Posted 7/18/2011 12:00 am
Updated 11 months ago
The political battle over raising the U.S. debt ceiling to avoid default is the kind of conflict that practically forces commentators to bludgeon readers with clichés: "tug of war," "taking hostage," "Russian roulette" and, our favorite, "playing chicken."
It would be amusing if it weren't so darn serious.
This drama recalls the autumn of 2008 when Congress again held the fate of the economy in its hands as it weighed whether to approve the $700 billion bailout of the U.S. financial system. The credit markets started seizing up, stocks plunged, and then-President George Bush, in a prime-time television address, warned, "Our entire economy is in danger."
Congress eventually did the right though not politically popular thing and approved the package. Thus did TARP give birth to the Tea Party, and in 2010, still-seething American voters gave the U.S. House of Representatives to Republicans.

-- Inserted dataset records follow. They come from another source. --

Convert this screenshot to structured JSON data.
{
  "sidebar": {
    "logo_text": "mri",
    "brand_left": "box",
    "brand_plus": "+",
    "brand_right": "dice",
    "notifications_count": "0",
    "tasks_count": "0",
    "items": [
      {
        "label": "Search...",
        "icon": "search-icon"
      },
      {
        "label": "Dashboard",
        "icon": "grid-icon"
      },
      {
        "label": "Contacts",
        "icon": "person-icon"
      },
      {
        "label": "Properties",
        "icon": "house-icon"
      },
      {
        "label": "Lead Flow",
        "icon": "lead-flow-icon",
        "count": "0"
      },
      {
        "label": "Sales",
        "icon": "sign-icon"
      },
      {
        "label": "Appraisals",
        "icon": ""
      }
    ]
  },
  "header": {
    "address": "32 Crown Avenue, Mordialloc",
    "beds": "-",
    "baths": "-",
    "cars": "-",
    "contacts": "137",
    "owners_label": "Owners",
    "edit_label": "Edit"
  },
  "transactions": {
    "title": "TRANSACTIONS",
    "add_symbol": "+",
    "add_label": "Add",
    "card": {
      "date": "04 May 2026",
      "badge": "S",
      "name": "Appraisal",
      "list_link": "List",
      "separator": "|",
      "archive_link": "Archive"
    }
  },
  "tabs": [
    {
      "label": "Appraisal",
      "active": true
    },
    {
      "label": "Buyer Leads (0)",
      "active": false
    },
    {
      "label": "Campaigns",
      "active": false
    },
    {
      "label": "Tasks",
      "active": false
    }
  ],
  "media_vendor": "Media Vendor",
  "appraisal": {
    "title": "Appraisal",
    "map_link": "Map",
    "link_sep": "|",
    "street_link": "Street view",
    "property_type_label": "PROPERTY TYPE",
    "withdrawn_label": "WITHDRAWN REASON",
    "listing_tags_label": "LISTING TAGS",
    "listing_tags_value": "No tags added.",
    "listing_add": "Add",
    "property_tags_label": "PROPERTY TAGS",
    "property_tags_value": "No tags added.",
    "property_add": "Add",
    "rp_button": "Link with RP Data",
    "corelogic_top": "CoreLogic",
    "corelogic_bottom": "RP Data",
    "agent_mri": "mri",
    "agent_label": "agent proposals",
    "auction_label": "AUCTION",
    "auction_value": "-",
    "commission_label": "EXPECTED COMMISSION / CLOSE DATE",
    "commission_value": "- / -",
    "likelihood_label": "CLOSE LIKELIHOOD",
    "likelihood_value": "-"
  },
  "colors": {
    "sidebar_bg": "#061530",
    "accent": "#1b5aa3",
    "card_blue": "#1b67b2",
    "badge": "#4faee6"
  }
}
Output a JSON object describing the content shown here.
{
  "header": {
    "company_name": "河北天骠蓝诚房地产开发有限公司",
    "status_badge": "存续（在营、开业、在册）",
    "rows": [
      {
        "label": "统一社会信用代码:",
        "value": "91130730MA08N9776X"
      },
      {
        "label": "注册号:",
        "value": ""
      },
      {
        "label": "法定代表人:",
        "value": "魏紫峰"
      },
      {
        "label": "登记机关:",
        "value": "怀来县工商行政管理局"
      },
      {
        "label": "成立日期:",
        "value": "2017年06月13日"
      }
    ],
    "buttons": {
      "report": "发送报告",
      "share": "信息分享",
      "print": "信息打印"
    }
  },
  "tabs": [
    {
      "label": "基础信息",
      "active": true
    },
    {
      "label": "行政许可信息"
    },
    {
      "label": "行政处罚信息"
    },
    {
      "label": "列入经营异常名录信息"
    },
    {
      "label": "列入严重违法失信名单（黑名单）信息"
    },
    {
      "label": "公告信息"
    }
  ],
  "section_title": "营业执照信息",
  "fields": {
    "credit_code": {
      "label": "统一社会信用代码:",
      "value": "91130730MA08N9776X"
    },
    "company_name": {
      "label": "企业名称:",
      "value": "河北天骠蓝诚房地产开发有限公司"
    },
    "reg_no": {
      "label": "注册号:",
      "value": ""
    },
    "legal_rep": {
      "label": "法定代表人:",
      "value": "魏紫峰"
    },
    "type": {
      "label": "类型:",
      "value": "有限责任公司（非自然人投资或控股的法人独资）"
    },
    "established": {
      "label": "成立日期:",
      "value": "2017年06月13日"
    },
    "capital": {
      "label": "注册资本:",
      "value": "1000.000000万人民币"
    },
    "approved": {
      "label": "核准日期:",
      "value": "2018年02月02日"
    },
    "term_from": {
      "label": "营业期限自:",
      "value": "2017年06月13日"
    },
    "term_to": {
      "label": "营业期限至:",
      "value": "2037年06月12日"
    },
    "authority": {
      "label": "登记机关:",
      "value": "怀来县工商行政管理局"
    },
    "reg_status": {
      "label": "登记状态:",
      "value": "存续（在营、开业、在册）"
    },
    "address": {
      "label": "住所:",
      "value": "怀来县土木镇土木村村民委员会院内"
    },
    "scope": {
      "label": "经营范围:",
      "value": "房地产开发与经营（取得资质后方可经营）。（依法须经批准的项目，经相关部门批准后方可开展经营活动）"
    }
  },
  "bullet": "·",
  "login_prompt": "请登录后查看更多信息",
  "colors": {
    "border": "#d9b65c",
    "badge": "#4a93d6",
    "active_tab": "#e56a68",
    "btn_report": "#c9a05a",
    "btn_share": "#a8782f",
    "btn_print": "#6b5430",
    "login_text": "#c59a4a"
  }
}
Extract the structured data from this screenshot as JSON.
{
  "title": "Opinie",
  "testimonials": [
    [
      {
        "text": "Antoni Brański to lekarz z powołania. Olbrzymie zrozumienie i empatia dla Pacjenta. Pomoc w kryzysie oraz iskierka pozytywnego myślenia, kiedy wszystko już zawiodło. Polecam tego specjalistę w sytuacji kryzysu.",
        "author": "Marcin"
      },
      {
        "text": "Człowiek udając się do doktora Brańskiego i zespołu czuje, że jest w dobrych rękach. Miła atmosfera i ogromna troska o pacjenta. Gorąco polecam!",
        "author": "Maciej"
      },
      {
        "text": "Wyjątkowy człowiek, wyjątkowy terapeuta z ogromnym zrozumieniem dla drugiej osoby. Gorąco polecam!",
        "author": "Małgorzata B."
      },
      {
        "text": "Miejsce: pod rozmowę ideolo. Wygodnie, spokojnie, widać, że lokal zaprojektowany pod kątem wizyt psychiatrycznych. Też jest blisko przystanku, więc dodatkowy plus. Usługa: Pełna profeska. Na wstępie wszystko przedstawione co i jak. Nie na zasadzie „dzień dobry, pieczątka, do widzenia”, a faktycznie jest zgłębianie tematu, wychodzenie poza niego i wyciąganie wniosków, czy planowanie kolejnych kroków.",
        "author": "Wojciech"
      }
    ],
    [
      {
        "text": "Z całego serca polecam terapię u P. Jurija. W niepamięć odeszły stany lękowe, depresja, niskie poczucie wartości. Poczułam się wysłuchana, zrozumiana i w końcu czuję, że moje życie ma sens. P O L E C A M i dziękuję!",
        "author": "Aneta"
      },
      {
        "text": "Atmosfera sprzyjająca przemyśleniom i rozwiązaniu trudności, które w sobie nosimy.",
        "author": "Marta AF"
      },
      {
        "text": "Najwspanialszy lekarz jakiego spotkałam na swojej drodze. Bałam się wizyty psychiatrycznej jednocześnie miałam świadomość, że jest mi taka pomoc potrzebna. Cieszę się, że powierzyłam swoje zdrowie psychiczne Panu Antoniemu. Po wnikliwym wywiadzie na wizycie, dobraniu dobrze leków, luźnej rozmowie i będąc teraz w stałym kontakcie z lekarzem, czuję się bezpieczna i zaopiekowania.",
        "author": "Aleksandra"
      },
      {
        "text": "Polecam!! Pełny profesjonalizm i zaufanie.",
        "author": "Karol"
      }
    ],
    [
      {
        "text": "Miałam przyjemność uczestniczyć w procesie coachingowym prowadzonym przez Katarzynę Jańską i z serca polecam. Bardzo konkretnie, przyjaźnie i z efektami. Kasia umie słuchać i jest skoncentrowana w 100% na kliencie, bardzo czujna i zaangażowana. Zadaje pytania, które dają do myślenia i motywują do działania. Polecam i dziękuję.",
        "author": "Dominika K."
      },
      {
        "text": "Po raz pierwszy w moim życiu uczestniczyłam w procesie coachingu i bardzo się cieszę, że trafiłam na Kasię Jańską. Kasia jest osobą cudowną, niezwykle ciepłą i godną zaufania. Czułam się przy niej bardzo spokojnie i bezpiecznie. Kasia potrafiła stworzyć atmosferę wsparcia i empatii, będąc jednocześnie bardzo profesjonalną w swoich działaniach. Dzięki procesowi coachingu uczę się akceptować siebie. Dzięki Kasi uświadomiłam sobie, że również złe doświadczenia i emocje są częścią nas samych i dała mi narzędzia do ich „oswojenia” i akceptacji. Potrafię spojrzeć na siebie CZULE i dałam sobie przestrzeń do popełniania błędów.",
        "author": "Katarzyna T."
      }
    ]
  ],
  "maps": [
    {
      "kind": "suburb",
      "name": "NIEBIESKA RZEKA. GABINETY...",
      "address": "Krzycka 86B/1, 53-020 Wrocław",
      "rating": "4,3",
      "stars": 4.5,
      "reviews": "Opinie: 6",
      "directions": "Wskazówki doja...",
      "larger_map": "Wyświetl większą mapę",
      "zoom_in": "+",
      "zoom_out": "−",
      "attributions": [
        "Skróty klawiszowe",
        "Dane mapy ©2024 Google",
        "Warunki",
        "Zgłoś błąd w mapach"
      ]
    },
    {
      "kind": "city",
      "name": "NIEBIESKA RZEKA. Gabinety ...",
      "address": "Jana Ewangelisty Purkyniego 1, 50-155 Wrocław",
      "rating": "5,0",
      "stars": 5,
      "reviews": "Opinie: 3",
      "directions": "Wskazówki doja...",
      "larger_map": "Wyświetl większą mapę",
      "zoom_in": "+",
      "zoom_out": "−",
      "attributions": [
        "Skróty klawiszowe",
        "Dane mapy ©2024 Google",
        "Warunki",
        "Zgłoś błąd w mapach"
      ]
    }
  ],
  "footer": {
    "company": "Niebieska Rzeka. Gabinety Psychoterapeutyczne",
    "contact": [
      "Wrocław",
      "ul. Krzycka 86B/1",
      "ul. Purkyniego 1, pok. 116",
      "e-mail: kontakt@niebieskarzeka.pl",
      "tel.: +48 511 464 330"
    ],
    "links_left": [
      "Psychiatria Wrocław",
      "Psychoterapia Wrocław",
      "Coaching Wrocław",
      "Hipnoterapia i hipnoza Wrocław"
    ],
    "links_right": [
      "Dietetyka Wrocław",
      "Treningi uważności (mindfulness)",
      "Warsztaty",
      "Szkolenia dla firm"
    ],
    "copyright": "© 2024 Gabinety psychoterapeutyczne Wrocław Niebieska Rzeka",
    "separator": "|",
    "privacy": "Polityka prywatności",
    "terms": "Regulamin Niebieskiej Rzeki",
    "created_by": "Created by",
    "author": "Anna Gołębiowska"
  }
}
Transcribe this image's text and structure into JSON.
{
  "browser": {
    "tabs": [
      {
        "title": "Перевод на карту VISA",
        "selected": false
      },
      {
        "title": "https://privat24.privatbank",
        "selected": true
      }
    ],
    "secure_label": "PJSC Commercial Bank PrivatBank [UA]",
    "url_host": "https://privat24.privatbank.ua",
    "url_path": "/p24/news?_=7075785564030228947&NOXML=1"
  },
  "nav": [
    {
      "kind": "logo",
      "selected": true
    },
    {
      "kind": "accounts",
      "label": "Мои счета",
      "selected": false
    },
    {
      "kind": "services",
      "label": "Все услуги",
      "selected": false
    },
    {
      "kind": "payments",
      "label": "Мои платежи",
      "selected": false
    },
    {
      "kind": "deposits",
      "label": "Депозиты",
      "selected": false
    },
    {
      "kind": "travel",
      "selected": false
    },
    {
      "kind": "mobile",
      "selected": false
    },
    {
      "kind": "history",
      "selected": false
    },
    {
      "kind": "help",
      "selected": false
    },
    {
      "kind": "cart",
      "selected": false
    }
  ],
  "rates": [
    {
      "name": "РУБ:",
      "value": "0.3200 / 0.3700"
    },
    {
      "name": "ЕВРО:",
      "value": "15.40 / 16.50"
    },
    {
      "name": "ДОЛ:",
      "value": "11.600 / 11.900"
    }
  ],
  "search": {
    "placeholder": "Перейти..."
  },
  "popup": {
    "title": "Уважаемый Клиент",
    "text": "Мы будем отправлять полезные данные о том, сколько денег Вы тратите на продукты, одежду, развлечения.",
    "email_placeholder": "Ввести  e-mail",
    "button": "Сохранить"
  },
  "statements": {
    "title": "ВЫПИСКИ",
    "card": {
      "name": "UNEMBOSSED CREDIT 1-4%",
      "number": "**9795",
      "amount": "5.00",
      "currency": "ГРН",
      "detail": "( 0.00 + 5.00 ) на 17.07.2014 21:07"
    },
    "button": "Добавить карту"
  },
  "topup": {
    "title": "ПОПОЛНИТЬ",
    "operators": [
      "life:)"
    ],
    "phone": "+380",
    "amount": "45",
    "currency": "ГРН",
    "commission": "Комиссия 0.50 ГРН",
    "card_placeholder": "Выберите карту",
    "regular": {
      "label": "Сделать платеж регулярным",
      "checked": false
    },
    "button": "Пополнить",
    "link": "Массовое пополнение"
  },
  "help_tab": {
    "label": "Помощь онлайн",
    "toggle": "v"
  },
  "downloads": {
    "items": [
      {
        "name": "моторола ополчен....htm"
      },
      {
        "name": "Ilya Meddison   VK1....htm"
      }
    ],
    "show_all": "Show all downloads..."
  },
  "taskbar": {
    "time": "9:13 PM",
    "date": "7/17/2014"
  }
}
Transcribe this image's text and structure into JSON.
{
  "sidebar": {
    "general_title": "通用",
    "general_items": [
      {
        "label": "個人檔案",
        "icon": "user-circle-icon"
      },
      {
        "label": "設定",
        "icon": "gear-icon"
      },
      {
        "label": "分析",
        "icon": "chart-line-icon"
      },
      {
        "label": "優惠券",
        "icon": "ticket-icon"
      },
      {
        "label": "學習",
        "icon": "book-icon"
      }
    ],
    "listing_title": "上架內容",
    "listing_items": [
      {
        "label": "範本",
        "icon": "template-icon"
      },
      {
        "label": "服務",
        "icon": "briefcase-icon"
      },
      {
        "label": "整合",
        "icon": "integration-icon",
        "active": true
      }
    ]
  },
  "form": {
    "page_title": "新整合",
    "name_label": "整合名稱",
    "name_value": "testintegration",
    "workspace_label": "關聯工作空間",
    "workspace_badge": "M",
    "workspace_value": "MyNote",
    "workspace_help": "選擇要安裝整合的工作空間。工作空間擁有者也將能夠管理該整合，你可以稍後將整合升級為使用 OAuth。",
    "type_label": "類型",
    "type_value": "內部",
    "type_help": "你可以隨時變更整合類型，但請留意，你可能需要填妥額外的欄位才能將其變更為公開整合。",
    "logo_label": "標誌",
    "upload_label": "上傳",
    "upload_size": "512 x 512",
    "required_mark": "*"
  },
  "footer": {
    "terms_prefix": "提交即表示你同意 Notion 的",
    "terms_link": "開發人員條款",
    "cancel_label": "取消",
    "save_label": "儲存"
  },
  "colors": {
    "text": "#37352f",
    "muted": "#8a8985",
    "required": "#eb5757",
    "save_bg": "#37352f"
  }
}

Our deadlines at Arkansas Business mean that we're left with a cliff-hanger (sorry) to rival anything Hollywood ever filmed. The ratings agencies are threatening to downgrade the credit of the U.S. government should the debt ceiling not be raised by the Aug. 2 deadline.
What would happen then? Nothing good is the generally agreed-on conclusion, though some - mostly those sent to Congress by November's election - are willing to risk the consequences. Unfortunately, those consequences will affect many more people than just the members of Congress.
The Economix blog of The New York Times recently rounded up some predictions and opinions from across the political spectrum:
- "While some think we can go past August 2nd, I frankly think it puts us in an awful lot of jeopardy, and puts our economy in jeopardy, risking even more jobs."
- "Potentially the entire world capital markets could decide, you know what, the full faith and credit of the United States doesn't mean anything. And so our credit could be downgraded, interest rates could go drastically up, and it could cause a whole new spiral into a second recession, or worse."
- "We don't need to tell the rest of the world that anytime people in Congress start throwing a tantrum that we're not going to pay our bills."
- "The debt-ceiling trigger does offer a needed catalyst for serious negotiations on budget discipline, but avoiding even a technical default is essential. This is a risk our country must not take."
- A letter circulated by business groups, including the U.S. Chamber of Commerce and the National Association of Manufacturers
We're left hoping that this time, as in October 2008, Congress will find the courage to do the right thing, not the right thing politically, not the expedient thing, but the thing that leadership requires: End the default melodrama, raise the ceiling and return to addressing the very real problem of the deficit and a still-struggling economy.